Chaos Engineering
Chaos engineering validates MATIH's resilience by deliberately injecting failures into the production-like environment. The platform uses controlled experiments to verify that services degrade gracefully, alerts fire correctly, and recovery procedures work as expected.
Principles
- Start small -- Begin with minor disruptions and increase severity
- Define steady state -- Know what "normal" looks like before testing
- Hypothesize -- State what you expect to happen before each experiment
- Minimize blast radius -- Run experiments in non-production first
- Automate -- Use tools to ensure reproducible experiments
Experiment Categories
| Category | Description | Example |
|---|---|---|
| Pod failure | Kill or crash individual pods | Terminate an AI Service pod |
| Network partition | Block traffic between services | Isolate the database from services |
| Resource exhaustion | Consume CPU, memory, or disk | Fill a PVC to 95% |
| Dependency failure | Make an external dependency unavailable | Block Pinecone API access |
| Latency injection | Add artificial latency | Add 5s delay to database queries |
| DNS failure | Corrupt DNS resolution | Block DNS for a specific service |
Tools
| Tool | Description | Use Case |
|---|---|---|
| Chaos Mesh | Kubernetes-native chaos engineering | Pod, network, and I/O failures |
| Litmus | Kubernetes chaos experiments | Predefined experiment library |
| Gremlin | Enterprise chaos platform | Advanced failure scenarios |
| Custom scripts | Platform-specific tests | MATIH-specific scenarios |
Experiment: Pod Failure
Hypothesis
When a single AI Service pod is terminated, the service continues to serve requests through remaining replicas with no user-visible impact.
Procedure
- Verify steady state (all health checks pass, error rate is zero)
- Terminate one AI Service pod
- Observe Kubernetes recreating the pod
- Verify requests are served by remaining replicas
- Verify the
ServiceHighRestartRatealert does not fire (single restart) - Verify the new pod becomes healthy
Expected Result
- No 5xx errors observed
- Request latency may briefly increase
- New pod is healthy within 60 seconds
Experiment: Database Latency
Hypothesis
When PostgreSQL response time increases to 5 seconds, services degrade gracefully with timeout errors rather than cascading failures.
Procedure
- Verify steady state
- Inject 5-second latency on database connections
- Observe service behavior and error rates
- Verify circuit breakers activate
- Remove latency injection
- Verify services recover
Expected Result
- Services return timeout errors (not crash)

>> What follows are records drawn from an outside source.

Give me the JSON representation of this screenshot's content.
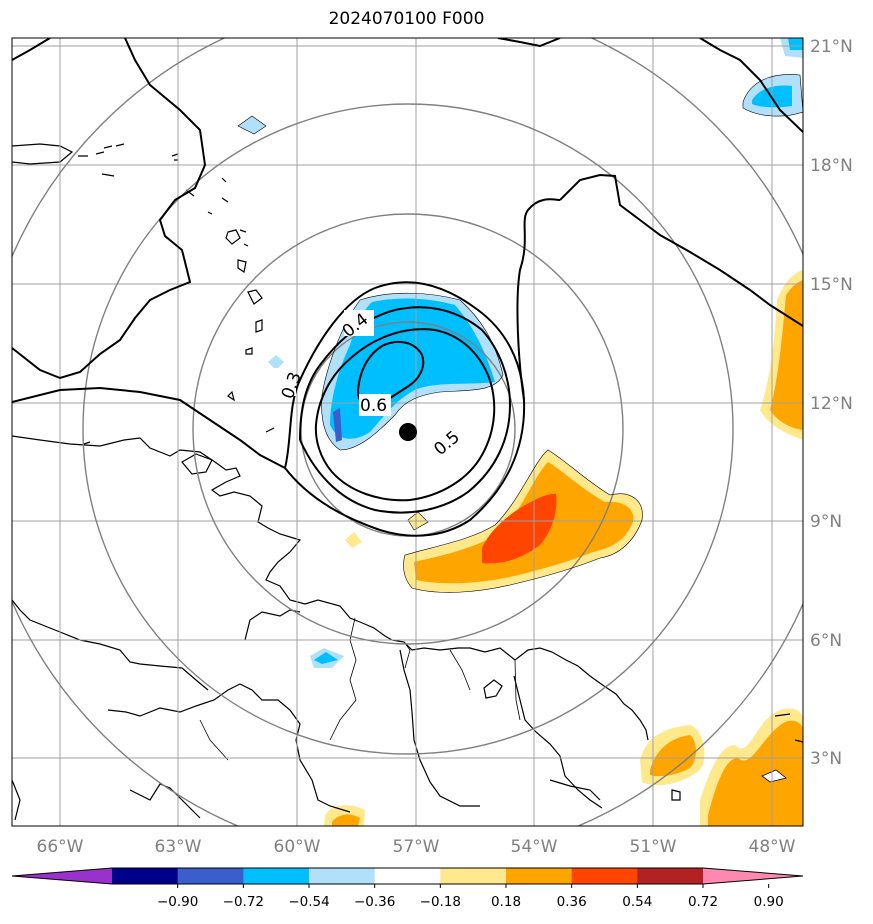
{
  "title": "2024070100 F000",
  "lon_labels": [
    "66°W",
    "63°W",
    "60°W",
    "57°W",
    "54°W",
    "51°W",
    "48°W"
  ],
  "lat_labels": [
    "21°N",
    "18°N",
    "15°N",
    "12°N",
    "9°N",
    "6°N",
    "3°N"
  ],
  "contour_labels": [
    "0.3",
    "0.4",
    "0.5",
    "0.6"
  ],
  "colorbar": {
    "ticks": [
      "−0.90",
      "−0.72",
      "−0.54",
      "−0.36",
      "−0.18",
      "0.18",
      "0.36",
      "0.54",
      "0.72",
      "0.90"
    ],
    "colors": [
      "#9932cc",
      "#00008b",
      "#3a5fcd",
      "#00bfff",
      "#b0e0fa",
      "#ffffff",
      "#ffe98c",
      "#ffa500",
      "#ff4500",
      "#b22222",
      "#ff88b0"
    ]
  },
  "center_marker": {
    "lon": -57.2,
    "lat": 11.3
  }
}
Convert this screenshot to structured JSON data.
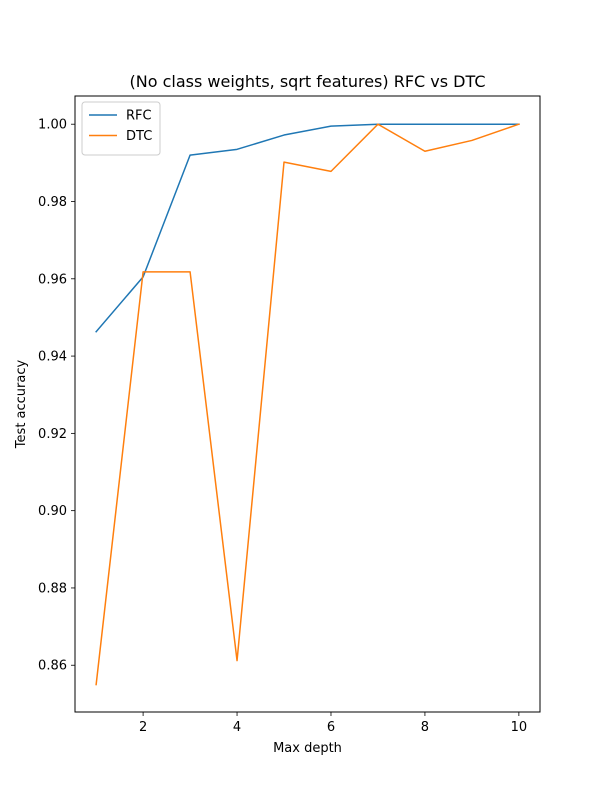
{
  "chart_data": {
    "type": "line",
    "title": "(No class weights, sqrt features) RFC vs DTC",
    "xlabel": "Max depth",
    "ylabel": "Test accuracy",
    "x": [
      1,
      2,
      3,
      4,
      5,
      6,
      7,
      8,
      9,
      10
    ],
    "xlim": [
      0.55,
      10.45
    ],
    "ylim": [
      0.8479,
      1.0073
    ],
    "xticks": [
      2,
      4,
      6,
      8,
      10
    ],
    "xtick_labels": [
      "2",
      "4",
      "6",
      "8",
      "10"
    ],
    "yticks": [
      0.86,
      0.88,
      0.9,
      0.92,
      0.94,
      0.96,
      0.98,
      1.0
    ],
    "ytick_labels": [
      "0.86",
      "0.88",
      "0.90",
      "0.92",
      "0.94",
      "0.96",
      "0.98",
      "1.00"
    ],
    "grid": false,
    "legend_position": "upper-left",
    "series": [
      {
        "name": "RFC",
        "color": "#1f77b4",
        "values": [
          0.9463,
          0.9605,
          0.992,
          0.9935,
          0.9972,
          0.9995,
          1.0,
          1.0,
          1.0,
          1.0
        ]
      },
      {
        "name": "DTC",
        "color": "#ff7f0e",
        "values": [
          0.855,
          0.9618,
          0.9618,
          0.8612,
          0.9902,
          0.9878,
          1.0,
          0.993,
          0.9958,
          1.0
        ]
      }
    ]
  }
}
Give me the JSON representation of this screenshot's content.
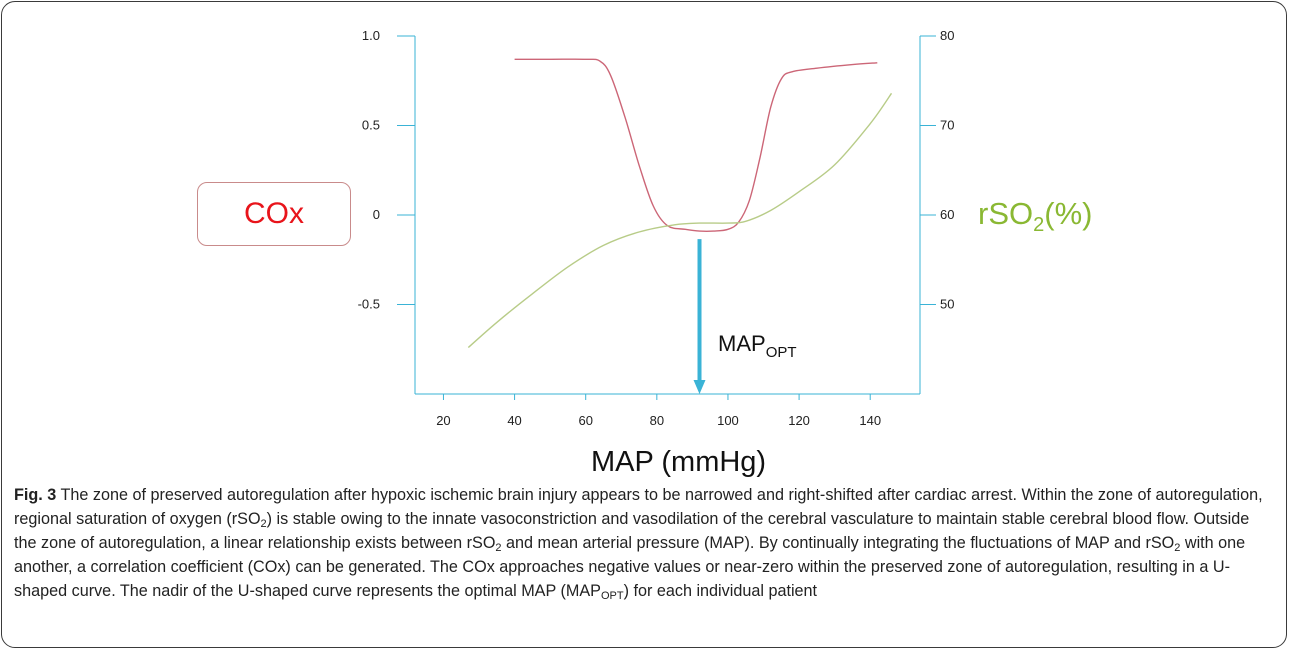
{
  "chart_data": {
    "type": "line",
    "xlabel": "MAP (mmHg)",
    "x_ticks": [
      20,
      40,
      60,
      80,
      100,
      120,
      140
    ],
    "xlim": [
      12,
      154
    ],
    "y_left": {
      "label": "COx",
      "ticks": [
        "1.0",
        "0.5",
        "0",
        "-0.5"
      ],
      "ylim": [
        -1.0,
        1.0
      ]
    },
    "y_right": {
      "label_main": "rSO",
      "label_sub": "2",
      "label_suffix": "(%)",
      "ticks": [
        "80",
        "70",
        "60",
        "50"
      ],
      "ylim": [
        40,
        80
      ]
    },
    "series": [
      {
        "axis": "left",
        "color": "#cc6677",
        "points": [
          [
            40,
            0.87
          ],
          [
            50,
            0.87
          ],
          [
            60,
            0.87
          ],
          [
            64,
            0.86
          ],
          [
            67,
            0.78
          ],
          [
            71,
            0.55
          ],
          [
            75,
            0.28
          ],
          [
            79,
            0.05
          ],
          [
            83,
            -0.06
          ],
          [
            88,
            -0.08
          ],
          [
            92,
            -0.09
          ],
          [
            96,
            -0.09
          ],
          [
            100,
            -0.08
          ],
          [
            103,
            -0.04
          ],
          [
            106,
            0.08
          ],
          [
            109,
            0.32
          ],
          [
            112,
            0.6
          ],
          [
            115,
            0.76
          ],
          [
            118,
            0.8
          ],
          [
            125,
            0.82
          ],
          [
            135,
            0.84
          ],
          [
            142,
            0.85
          ]
        ]
      },
      {
        "axis": "right",
        "color": "#b8cc88",
        "points": [
          [
            27,
            45.2
          ],
          [
            35,
            48
          ],
          [
            45,
            51.2
          ],
          [
            55,
            54.2
          ],
          [
            65,
            56.6
          ],
          [
            75,
            58.1
          ],
          [
            85,
            58.9
          ],
          [
            92,
            59.1
          ],
          [
            100,
            59.1
          ],
          [
            105,
            59.3
          ],
          [
            112,
            60.5
          ],
          [
            120,
            62.6
          ],
          [
            130,
            65.6
          ],
          [
            140,
            70.2
          ],
          [
            146,
            73.6
          ]
        ]
      }
    ],
    "marker": {
      "x": 92,
      "y_left": -0.09,
      "label_main": "MAP",
      "label_sub": "OPT",
      "color": "#3ab3d6"
    }
  },
  "caption": {
    "fig_label": "Fig. 3",
    "parts": [
      " The zone of preserved autoregulation after hypoxic ischemic brain injury appears to be narrowed and right-shifted after cardiac arrest. Within the zone of autoregulation, regional saturation of oxygen (rSO",
      "2",
      ") is stable owing to the innate vasoconstriction and vasodilation of the cerebral vasculature to maintain stable cerebral blood flow. Outside the zone of autoregulation, a linear relationship exists between rSO",
      "2",
      " and mean arterial pressure (MAP). By continually integrating the fluctuations of MAP and rSO",
      "2",
      " with one another, a correlation coefficient (COx) can be generated. The COx approaches negative values or near-zero within the preserved zone of autoregulation, resulting in a U-shaped curve. The nadir of the U-shaped curve represents the optimal MAP (MAP",
      "OPT",
      ") for each individual patient"
    ]
  }
}
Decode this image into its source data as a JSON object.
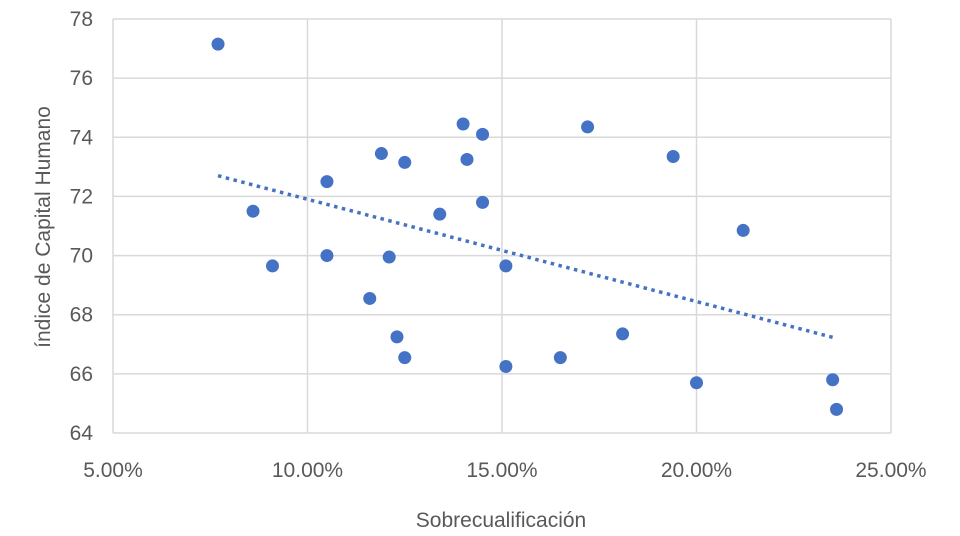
{
  "chart_data": {
    "type": "scatter",
    "title": "",
    "xlabel": "Sobrecualificación",
    "ylabel": "índice de Capital Humano",
    "xlim": [
      0.05,
      0.25
    ],
    "ylim": [
      64,
      78
    ],
    "x_ticks": [
      0.05,
      0.1,
      0.15,
      0.2,
      0.25
    ],
    "x_tick_labels": [
      "5.00%",
      "10.00%",
      "15.00%",
      "20.00%",
      "25.00%"
    ],
    "y_ticks": [
      64,
      66,
      68,
      70,
      72,
      74,
      76,
      78
    ],
    "y_tick_labels": [
      "64",
      "66",
      "68",
      "70",
      "72",
      "74",
      "76",
      "78"
    ],
    "grid": true,
    "legend": "none",
    "colors": {
      "points": "#4472C4",
      "trendline": "#4472C4",
      "grid": "#D9D9D9",
      "text": "#595959"
    },
    "series": [
      {
        "points": [
          [
            0.077,
            77.15
          ],
          [
            0.086,
            71.5
          ],
          [
            0.091,
            69.65
          ],
          [
            0.105,
            72.5
          ],
          [
            0.105,
            70.0
          ],
          [
            0.116,
            68.55
          ],
          [
            0.119,
            73.45
          ],
          [
            0.121,
            69.95
          ],
          [
            0.123,
            67.25
          ],
          [
            0.125,
            73.15
          ],
          [
            0.125,
            66.55
          ],
          [
            0.134,
            71.4
          ],
          [
            0.14,
            74.45
          ],
          [
            0.141,
            73.25
          ],
          [
            0.145,
            74.1
          ],
          [
            0.145,
            71.8
          ],
          [
            0.151,
            69.65
          ],
          [
            0.151,
            66.25
          ],
          [
            0.165,
            66.55
          ],
          [
            0.172,
            74.35
          ],
          [
            0.181,
            67.35
          ],
          [
            0.194,
            73.35
          ],
          [
            0.2,
            65.7
          ],
          [
            0.212,
            70.85
          ],
          [
            0.235,
            65.8
          ],
          [
            0.236,
            64.8
          ]
        ]
      }
    ],
    "trendline": {
      "type": "linear",
      "style": "dotted",
      "x_range": [
        0.077,
        0.236
      ],
      "y_range": [
        72.7,
        67.2
      ]
    }
  }
}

- Circuit breakers prevent connection pool exhaustion
- Recovery is automatic when latency returns to normal
Experiment Schedule
| Frequency | Experiment | Environment |
|---|---|---|
| Weekly | Pod failure (random service) | Staging |
| Monthly | Network partition (database) | Staging |
| Quarterly | Cross-region failover | Staging (with production-like data) |
| Annually | Full disaster recovery drill | Staging |
Reporting
Each experiment generates a report:
| Section | Content |
|---|---|
| Hypothesis | What was expected |
| Procedure | What was done |
| Observations | What actually happened |
| Alerts fired | Which alerts triggered (or should have) |
| Recovery time | Time to return to steady state |
| Action items | Improvements identified |
Safety Guidelines
- Never run chaos experiments in production without explicit approval
- Always have a kill switch to immediately stop the experiment
- Run experiments during business hours with the team available
- Start with staging and only move to production after staging validation
- Document every experiment and its results